Ohm's law is linear, therefore we may consider this case as the
linear superposition of a current source at node A and a current
sink at node B.

Consider a current source at node A.  Say the current into node A
is 1 Amp and define the zero of electric potential at infinity.
By symmetry, each of the 4 1-Ohm resistors connected to node A
carries 0.25 Amp.  The direction of the current is away from node A.

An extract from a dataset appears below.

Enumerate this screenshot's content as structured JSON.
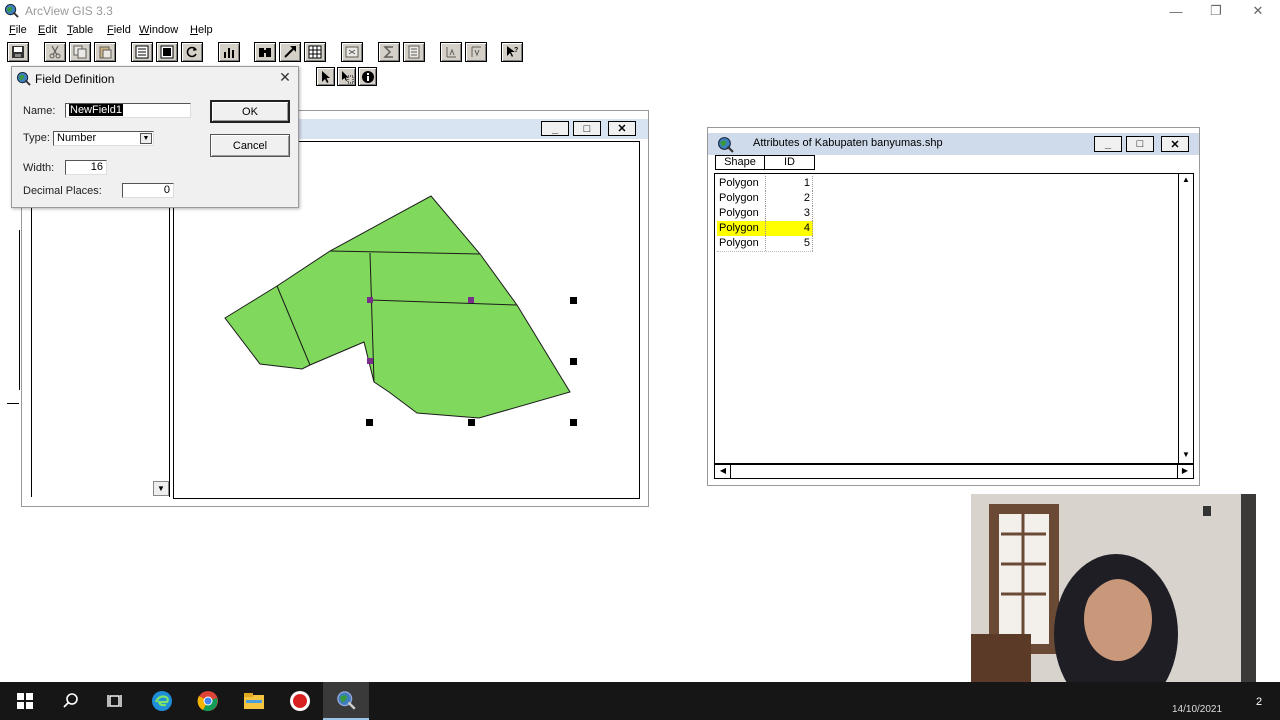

Now consider the current sink at node B.  Again by symmetry, each
of the 4 resistors connected to node B carries 0.25 Amp.  The
direction of the current is into node B.

Now superpose the two solutions.  The single resistor between nodes
A and B carries 0.25 + 0.25 Amp = 0.50 Amp.  Use Ohm's law to
calculate the potential difference between A and B:  V = IR =
(0.50 Amp)(1 Ohm) = 0.50 Volt.

So what do we have?  We have a total current of 1 Amp into the grid
at node A and a total current of 1 Amp out of the grid at node B.
And the potential between A and B is 0.50 Volt.  Therefore the
equivalent resistance of the entire grid is R = V/I =
(0.50 Volt)/(1 Amp) = 0.50 Ohm.

Now the physicist haughtily says, "Here is a problem that a
mathematician would find very difficult to solve but yields
readily to solution when we apply a little physical understanding."
This is all well and good as long as we don't think too hard about
what's going on at infinity.  The problem is:  when we superpose
our two solutions, does the current in any resistor far, far away
from nodes A and B approach zero in such a way to guarantee that
charge is conserved at every node?  Are we not sweeping under the
rug any problems we may have at infinity?  The question is beyond
*this* physicist's ken.

Re .1:

Not only will you not be able to generate enough electrons to fill an
infinite grid, but the charge will not reach all regions of the grid in
any finite time.  I assume the voltage drop will have a limit, but I
won't swear that it is non-zero.
				/AHM

    re .2:
    
    Seems to me that if you can postulate an infinite grid of resistors
    then you can also assume that electricity is continuous and not
    composed of discrete electrons.
    
    I can prove easily (not mathematical proof) that the voltage drop
    will be non-zero. The infinite grid is just a discrete model of
    of a continuous system, otherwise known as "free-space". If the voltage
    drop were zero, then electromagnetism could not radiate.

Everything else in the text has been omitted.